Case study prompt builder
A customer case study sells by proof, not adjectives. The best ones follow a simple arc — the challenge the client faced, the solution you delivered, and the results you can measure — and they lead with the strongest number. This builder takes your client, problem, solution, timeline, and outcomes and produces an LLM prompt that writes to that arc, foregrounds the hard metrics, and refuses to invent any figure you did not provide. You bring the prompt to your model and verify the draft.
How it works
You enter the client (named or anonymized), the problem they faced, what you did,
the implementation timeline, and the measurable outcomes. The tool assembles a
prompt that instructs the model to open with the headline result, structure the
body as challenge → solution → results, weave in your metrics, and write a
suggested pull-quote placeholder if you have no real quote. It bans fabricated
data and inserts [CONFIRM: …] placeholders for gaps. Everything runs locally
until you paste the prompt into your LLM.
What separates a persuasive case study from a weak one
The most common failure in case study writing is omitting the “before” state. Readers cannot judge an outcome without the baseline.
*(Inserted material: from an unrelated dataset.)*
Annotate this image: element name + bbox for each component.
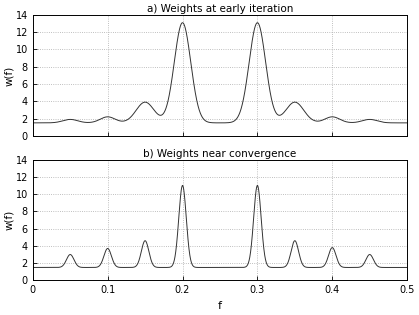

Compare:
- Weak: “We helped Acme Corp improve customer retention.”
- Strong: “Acme Corp’s annual churn rate fell from 28% to 11% in six months.”
The second version gives a reviewer everything they need to evaluate the claim: a starting point, an ending point, a metric, and a time frame. The builder prompts you to supply all four, and the generated prompt instructs the model to foreground them in the opening line.
How to handle anonymized clients
B2B confidentiality often prevents naming clients. Effective anonymization preserves credibility without naming names:
- Use the industry and company size: “a Series B SaaS company with 120 employees.”
- Add the region if it matters: “a UK-based logistics provider.”
- Keep the metrics real — the numbers are what build trust, not the brand name.
The prompt builder adapts to either a named client or a descriptor. Anonymized case studies perform nearly as well as named ones when the outcome data is specific.
A note on attributed quotes
A quoted voice makes a case study more human and more believable. If you have a
real quote from your client, paste it into the notes — the prompt will weave it
in and mark it for attribution. If you do not have a quote yet, the prompt
inserts a clearly labeled [QUOTE: confirm with client before publishing]
placeholder, so you remember to collect one rather than publishing without it
or letting the model invent words in your client’s name.
Tips and examples
- Lead with the best number. If onboarding time dropped 60%, that is your opening line — the prompt is built to surface it.
- Quantify the before state too. “From 40 support tickets a day to 12” is stronger than just the after figure.
- Use a real quote if you have one. Paste it in; otherwise the prompt marks a placeholder rather than inventing words.
- Keep the timeline honest. Vague “rapid implementation” erodes trust. If it took three months, say three months — a realistic timeline is more credible.
- Verify every claim. A case study is a public, attributable document — check each figure against your records before it ships.